Malgré de pressantes démarches sans cesse répétées, la Légation est sans aucune nouvelle, depuis bientôt deux ans, des ressortissants suisses à Bornéo (25 personnes dont 14 membres de la Mission évangélique de Bâle).

Un missionnaire catholique suisse stationné aux îles Gilbert fut, selon le témoignage d’indigènes, fusillé par des soldats japonais le 6 octobre 1942, en même temps qu’un confrère français, à Mille (îles Marshall), où leur embarcation, emportée par un fort courant, s’était échouée quelques jours auparavant. Les corps des deux religieux, jetés à la mer, furent retrouvés un peu plus tard sur la grève et mis en terre par les indigènes. La fin tragique de ce compatriote a été signalée au département politique par une lettre3 reçue récemment du Consulat de Suisse à Sydney.

D’un rapport4 qui vient de parvenir des Philippines, il ressort que des 18 compatriotes qui perdirent la vie au cours des récentes opérations militaires à Manille, 12 furent tués par des soldats japonais dans des circonstances révoltantes. C’est ainsi qu’un jeune couple et leur enfant de quelques mois furent tués à coups de feu dans leur appartement, puis brûlés avec leur habitation. Un quatrième compatriote subit le même sort. Deux autres, apparemment père et fils, furent pris par les Japonais et tués à coups de grenades. Six compatriotes, dont une famille composée du père, de la mère et d’un enfant de trois ans, de même qu’une Suissesse avec son enfant de neuf ans, furent trouvés morts dans un abri contre avions du Cercle allemand de Manille, avec des centaines d’autres cadavres, selon toute apparence tués par des soldats japonais.

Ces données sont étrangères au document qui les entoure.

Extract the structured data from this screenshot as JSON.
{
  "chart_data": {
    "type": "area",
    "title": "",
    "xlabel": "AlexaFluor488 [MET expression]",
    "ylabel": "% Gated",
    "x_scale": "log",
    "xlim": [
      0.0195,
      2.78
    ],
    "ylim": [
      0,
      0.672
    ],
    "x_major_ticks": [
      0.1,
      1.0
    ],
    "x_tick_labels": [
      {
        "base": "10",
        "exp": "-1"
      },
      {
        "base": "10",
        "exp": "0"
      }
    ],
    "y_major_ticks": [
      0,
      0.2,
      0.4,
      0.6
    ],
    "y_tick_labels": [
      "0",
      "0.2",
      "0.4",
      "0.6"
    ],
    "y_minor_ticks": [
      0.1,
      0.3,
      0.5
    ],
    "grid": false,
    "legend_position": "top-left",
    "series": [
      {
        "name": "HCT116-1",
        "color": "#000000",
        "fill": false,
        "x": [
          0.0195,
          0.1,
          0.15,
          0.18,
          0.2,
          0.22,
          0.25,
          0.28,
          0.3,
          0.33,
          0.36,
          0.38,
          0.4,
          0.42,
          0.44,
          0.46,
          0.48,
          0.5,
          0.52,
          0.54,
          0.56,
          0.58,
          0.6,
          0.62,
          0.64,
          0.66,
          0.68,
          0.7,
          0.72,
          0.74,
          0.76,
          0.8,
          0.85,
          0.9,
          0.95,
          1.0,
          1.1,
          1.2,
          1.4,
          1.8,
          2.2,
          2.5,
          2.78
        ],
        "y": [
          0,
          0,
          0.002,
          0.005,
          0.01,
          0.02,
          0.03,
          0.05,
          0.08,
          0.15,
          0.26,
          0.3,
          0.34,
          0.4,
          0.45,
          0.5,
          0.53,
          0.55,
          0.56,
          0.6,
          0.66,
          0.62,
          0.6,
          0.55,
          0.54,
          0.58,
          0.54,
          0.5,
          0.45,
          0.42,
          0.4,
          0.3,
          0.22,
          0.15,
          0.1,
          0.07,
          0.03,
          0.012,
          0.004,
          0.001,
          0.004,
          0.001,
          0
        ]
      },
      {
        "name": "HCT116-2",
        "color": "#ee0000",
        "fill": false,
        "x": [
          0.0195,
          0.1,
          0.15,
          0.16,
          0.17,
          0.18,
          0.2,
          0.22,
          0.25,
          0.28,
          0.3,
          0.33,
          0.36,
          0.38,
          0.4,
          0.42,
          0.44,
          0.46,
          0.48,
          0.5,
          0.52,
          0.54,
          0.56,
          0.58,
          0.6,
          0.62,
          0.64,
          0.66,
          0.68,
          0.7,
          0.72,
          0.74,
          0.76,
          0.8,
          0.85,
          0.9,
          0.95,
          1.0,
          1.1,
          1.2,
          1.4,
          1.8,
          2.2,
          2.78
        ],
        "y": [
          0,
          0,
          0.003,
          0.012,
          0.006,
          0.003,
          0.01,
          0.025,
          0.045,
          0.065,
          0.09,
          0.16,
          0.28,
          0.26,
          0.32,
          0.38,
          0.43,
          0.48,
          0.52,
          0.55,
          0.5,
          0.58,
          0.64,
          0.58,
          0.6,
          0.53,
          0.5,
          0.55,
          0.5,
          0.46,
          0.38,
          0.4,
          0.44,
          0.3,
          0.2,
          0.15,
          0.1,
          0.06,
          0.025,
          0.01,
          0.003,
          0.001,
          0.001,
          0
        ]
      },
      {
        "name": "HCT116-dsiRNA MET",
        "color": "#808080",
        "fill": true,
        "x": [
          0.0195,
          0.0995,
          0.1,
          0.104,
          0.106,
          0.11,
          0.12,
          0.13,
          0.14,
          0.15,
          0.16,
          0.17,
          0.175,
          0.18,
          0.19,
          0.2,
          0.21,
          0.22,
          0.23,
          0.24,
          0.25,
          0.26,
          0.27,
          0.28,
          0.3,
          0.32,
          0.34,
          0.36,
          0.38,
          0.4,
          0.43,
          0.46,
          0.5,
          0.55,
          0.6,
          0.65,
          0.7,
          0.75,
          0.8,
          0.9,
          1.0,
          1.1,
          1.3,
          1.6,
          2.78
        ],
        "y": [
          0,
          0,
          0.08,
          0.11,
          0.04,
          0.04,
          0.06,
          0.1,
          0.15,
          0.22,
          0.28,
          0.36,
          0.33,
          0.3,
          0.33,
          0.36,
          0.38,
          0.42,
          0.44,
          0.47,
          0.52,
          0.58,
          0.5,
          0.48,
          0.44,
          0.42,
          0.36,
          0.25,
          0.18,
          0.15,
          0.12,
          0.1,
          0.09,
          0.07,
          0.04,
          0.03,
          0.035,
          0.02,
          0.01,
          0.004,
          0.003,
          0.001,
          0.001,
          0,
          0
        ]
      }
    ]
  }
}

Deux compatriotes ont disparu et sont considérés comme morts, tandis que deux autres, dont un jeune femme mariée à un Américain mais qui avait conservé sa nationalité suisse, avaient été arrêtés par la police militaire japonaise le 25 octobre 1944 déjà, sans que le Consulat eût été autorisé à en informer la Légation à Tokio. On est, depuis lors, sans nouvelles des intéressés.

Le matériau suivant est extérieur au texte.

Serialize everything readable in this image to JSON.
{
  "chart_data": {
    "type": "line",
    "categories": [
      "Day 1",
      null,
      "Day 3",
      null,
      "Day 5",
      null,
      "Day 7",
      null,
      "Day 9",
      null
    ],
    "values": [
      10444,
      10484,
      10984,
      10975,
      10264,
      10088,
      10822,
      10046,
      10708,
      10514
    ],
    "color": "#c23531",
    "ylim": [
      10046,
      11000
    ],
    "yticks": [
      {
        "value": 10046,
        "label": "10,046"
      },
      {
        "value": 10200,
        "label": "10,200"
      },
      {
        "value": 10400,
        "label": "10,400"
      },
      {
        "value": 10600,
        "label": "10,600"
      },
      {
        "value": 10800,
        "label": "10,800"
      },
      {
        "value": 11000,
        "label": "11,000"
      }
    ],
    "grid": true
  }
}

Vu ces faits, le département politique propose:

1° d’élever une protestation énergique auprès du gouvernement japonais contre ces graves atteintes à la personne et à la propriété de ressortissants suisses;

2° de demander des excuses ainsi que réparation des dommages dans la mesure où cela est encore possible;

3° de demander des assurances que les ressortissants suisses seront, à l’avenir, traités conformément aux usages internationaux et la Légation mise en état d’accomplir sa mission sans entrave.

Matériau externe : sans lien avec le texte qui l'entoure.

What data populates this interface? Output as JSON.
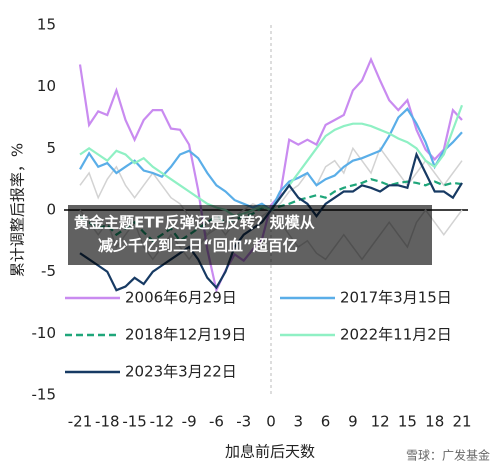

Pour le cas où la réponse du gouvernement japonais ne serait pas satisfaisante, il propose de faire savoir à ce dernier que le gouvernement suisse ne verrait, à son regret, pas la possibilité de continuer à assurer la protection des intérêts japonais qui lui sont actuellement confiés.

Après échange de vues, le Conseild’adopter les propositions figurant sous chiffres 1, 2 et 3, mais de réserver la question des mesures à prendre au cas où la réponse du gouvernement japonais ne serait pas satisfaisante, l’idée étant que la réaction suisse pourrait, le cas échéant, consister dans l’expulsion des diplomates japonais réfugiés d’Allemagne en Suisse5.

1
E 1004.1 1/456. Absent: Stämpfli.
2
E 2001 (D) 3/402.Sur les arrestations de Suisses au Japon, cf. E 2001 (D) 3/156-157.
3
E 2001 (D) 3/402.
4
Ce rapport est parvenu à Berne par l’intermédiaire de la Légation de Suisse à Washington grâce à des autorisations des autorités américaines.
5
Les mauvais traitements infligés aux Suisses à Manille incitent le Conseil fédéral à adresser une note de protestation au Ministre du Japon à Berne, cf. télégramme du 4 mai 1945 de W. Stucki à la Légation de Suisse à Tokio (E 2801 1967/77/3). Le 12 juin 1945, le Conseil fédéral décide de réclamer au Japon une indemnité globale de un million de francs suisses à titre de réparation pour les Suisses tués par les troupes nippones. Sur cette question, cf. E 2001 (D) 1968/154/395-402.